A two-stage design was used to demonstrate a DCR of 20% under the alternative hypothesis as the minimum level of promising efficacy, while a 5% rate is specified under the null hypothesis to indicate minimal or no activity. In the MSS cohort if at least 2 of the first 20 patients achieved disease control, the cohort proceeded to enroll a total of 40 patients. The two-stage design provided 92% power to accept the protocol treatment is associated with a 20% rate of disease control if at least 4 of 40 patients achieved disease control, while the probability of a type 1 error is 10% if the underlying rate of disease control were truly only 5%. In the mPDAC cohort if at least 1 of the first 15 patients achieved disease control, the cohort proceeded to enroll a total of 25 patients. The two-stage design provided 89% power to accept the protocol treatment is associated with a DCR of 20% if at least 3 of 25 patients achieved disease control, while the probability of a type 1 error is 12% if the underlying DCR were truly only 5%. DCR and ORR were reported with the 95% confidence interval (95% CI) based on the exact binomial distribution. PFS and OS were measured from the first dose of protocol treatment. PFS was defined as time until the earlier date of either progressive disease or death, or otherwise censored at the date of last follow-up. OS was defined as time to death from any cause or otherwise censored at the date of last follow-up for patients still alive at the time of analysis. OS and PFS curves were estimated by the Kaplan-Meier method, with the 95% CI obtained by the log-log transformation. Primary analysis was based on the intention-to-treat (ITT) population, while the per-protocol analysis was defined in patients who received radiation. Statistical analyses were performed using SAS version 9.4 (SAS Institute, Cary, NC) and R version 3.3.1 (R Foundation).

Correlative Science

All statistics for DNA and RNA sequencing is detailed above. Statistical analysis using t-test were performed using GraphPad Prism version 9.1.2. as specified in the legend or methods above.

Extended Data

Extended Data Fig. 1. Tumor Mutational Burden of all samples between responders and progressive disease.

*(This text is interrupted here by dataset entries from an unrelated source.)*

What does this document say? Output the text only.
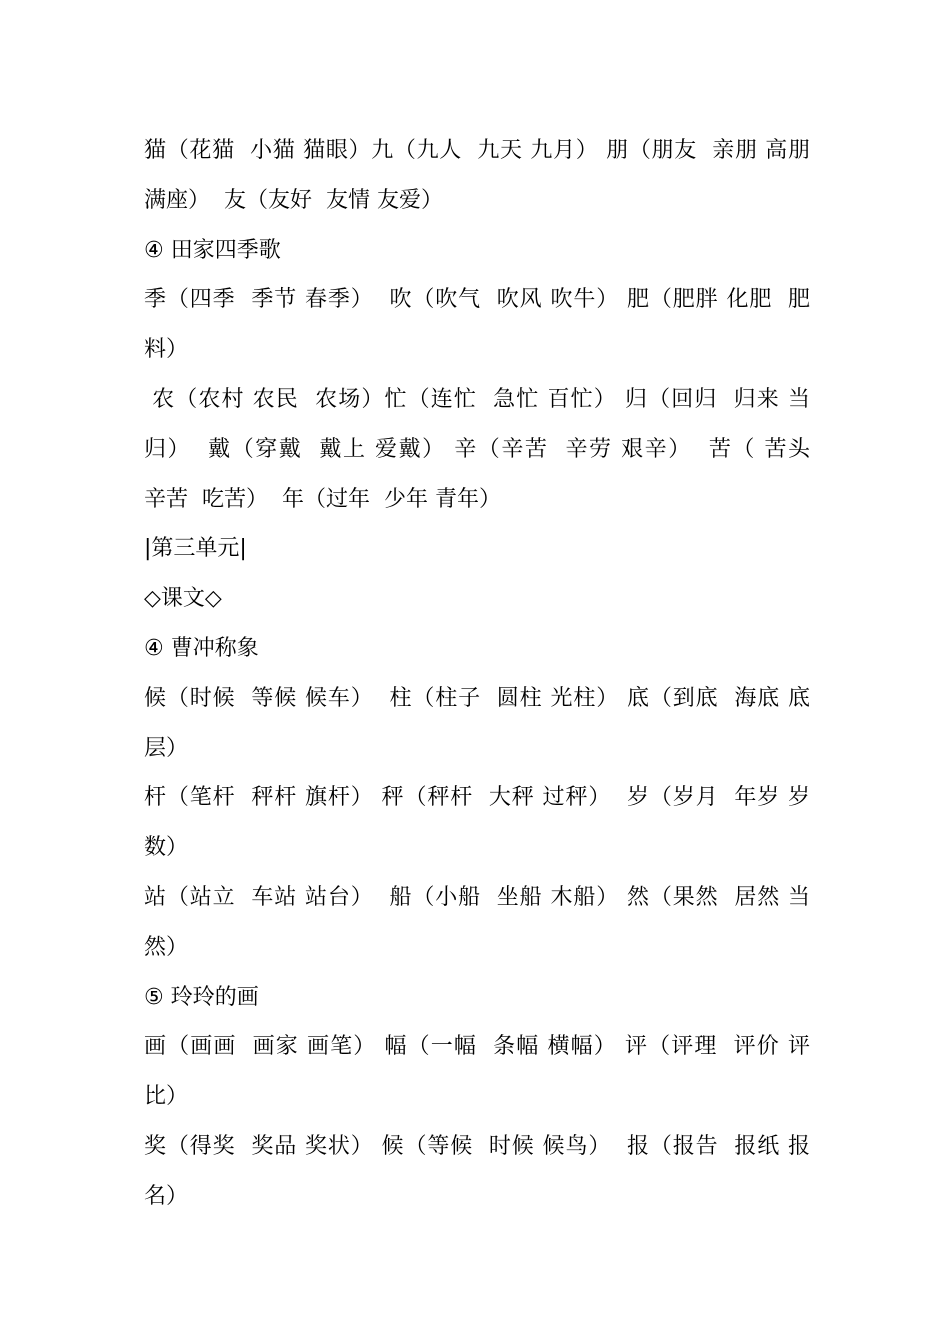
猫（花猫  小猫 猫眼）九（九人  九天 九月） 朋（朋友  亲朋 高朋
满座）  友（友好  友情 友爱）
④ 田家四季歌
季（四季  季节 春季）  吹（吹气  吹风 吹牛） 肥（肥胖 化肥  肥
料）
农（农村 农民  农场）忙（连忙  急忙 百忙） 归（回归  归来 当
归）  戴（穿戴  戴上 爱戴） 辛（辛苦  辛劳 艰辛）  苦（ 苦头
辛苦  吃苦）  年（过年  少年 青年）
|第三单元|
◇课文◇
④ 曹冲称象
候（时候  等候 候车）  柱（柱子  圆柱 光柱） 底（到底  海底 底
层）
杆（笔杆  秤杆 旗杆） 秤（秤杆  大秤 过秤）  岁（岁月  年岁 岁
数）
站（站立  车站 站台）  船（小船  坐船 木船） 然（果然  居然 当
然）
⑤ 玲玲的画
画（画画  画家 画笔） 幅（一幅  条幅 横幅） 评（评理  评价 评
比）
奖（得奖  奖品 奖状） 候（等候  时候 候鸟）  报（报告  报纸 报
名）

Mutations per megabase shown with mean (bar) for patients with SD/PR/CR (n = 5) or PD (n = 12). Unpaired 2-tailed t-test p = 0.7738 was not significant.

Extended Data Fig. 2. Expression analysis of paired pre-XRT and post-XRT biopsy samples.

a, Heatmap of cell RNA-seq expression of myCAF and iCAF in pre-XRT and post-XRT biopsies from patients with SD/PR/CR (n = 3) and PD (n = 5). Scale −2 to 2 represents minimum and maximum values within the heatmap. b, Heatmap of cell percentage of immune cells in pre-XRT and post-XRT biopsies from patients with SD/PR/CR (n = 3) and PD (n = 5).